Con questo concetto di fondo praticamente Lloyd esordisce nel suo intervento, sostenendo che se non ha senso continuare a definirsi socialisti può però averne riconoscersi di sinistra e praticare una politica riconoscibile di sinistra. Evidentemente ha colto nel segno, e non credo l'abbia fatto per mera provocazione, perché il suo è stato seguito, come abbiamo visto, da una miriade, non so se prevista o no, di interventi. Pochi a favore di ciò che sostiene, molti altri infervorati a tentar di dimostrare che, invece, dirsi “socialisti” oggi continua ad averne ancora tanto di senso.

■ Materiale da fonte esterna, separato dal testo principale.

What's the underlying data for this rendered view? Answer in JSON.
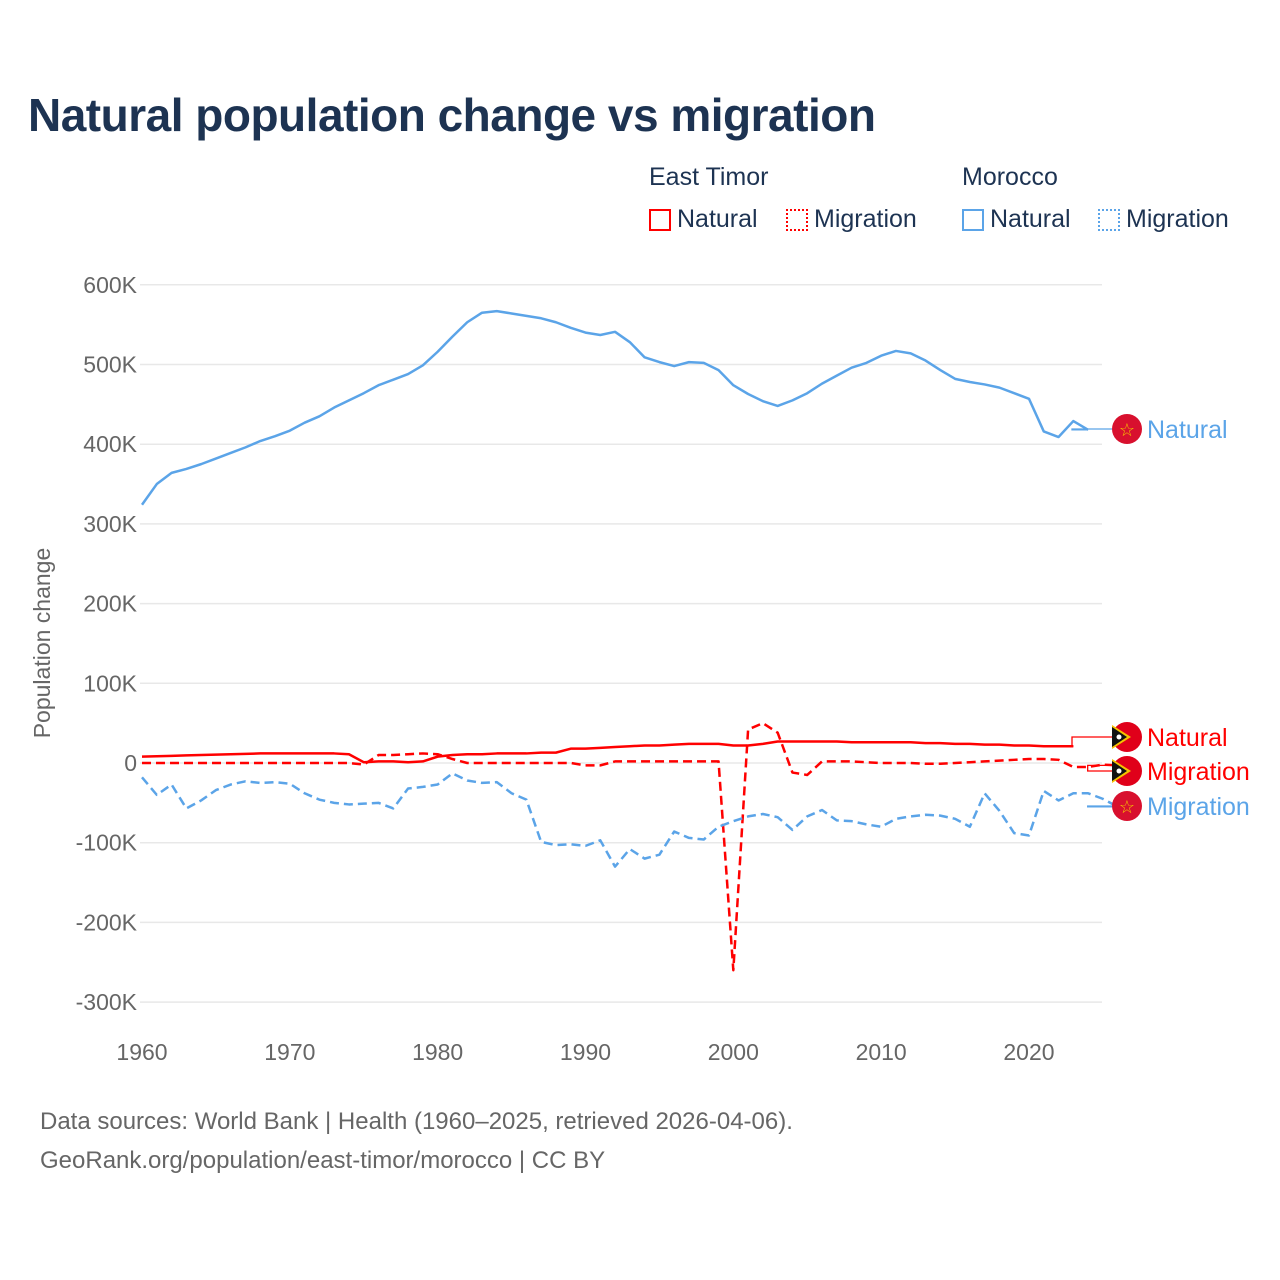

L'impressione che ne ho avuto leggendoli, è che questi intellettuali d'alto rango abbiano sentito il bisogno di continuare a sentirsi in qualche modo socialisti, pur essendosi ormai imbarcati su un naviglio politico che col socialismo, almeno quello delle origini, ha ben poco a che fare. Ma al contempo fanno fatica ad avere le idee un minimo chiare di dove possano oggi collocarsi, visto che le ragioni principali per cui il socialismo si impose sulla scena, anche a sentir loro, non ci sono più. E per ragioni non intendo i motivi, diciamo oggettivi, dello stato sociale generale che a suo tempo ne giustificarono la nascita. Intendo altresì le dichiarazioni di realizzazione utopica, cioè che cosa e quale tipo di società, il socialismo avrebbe dovuto e dovrebbe mettere in piedi.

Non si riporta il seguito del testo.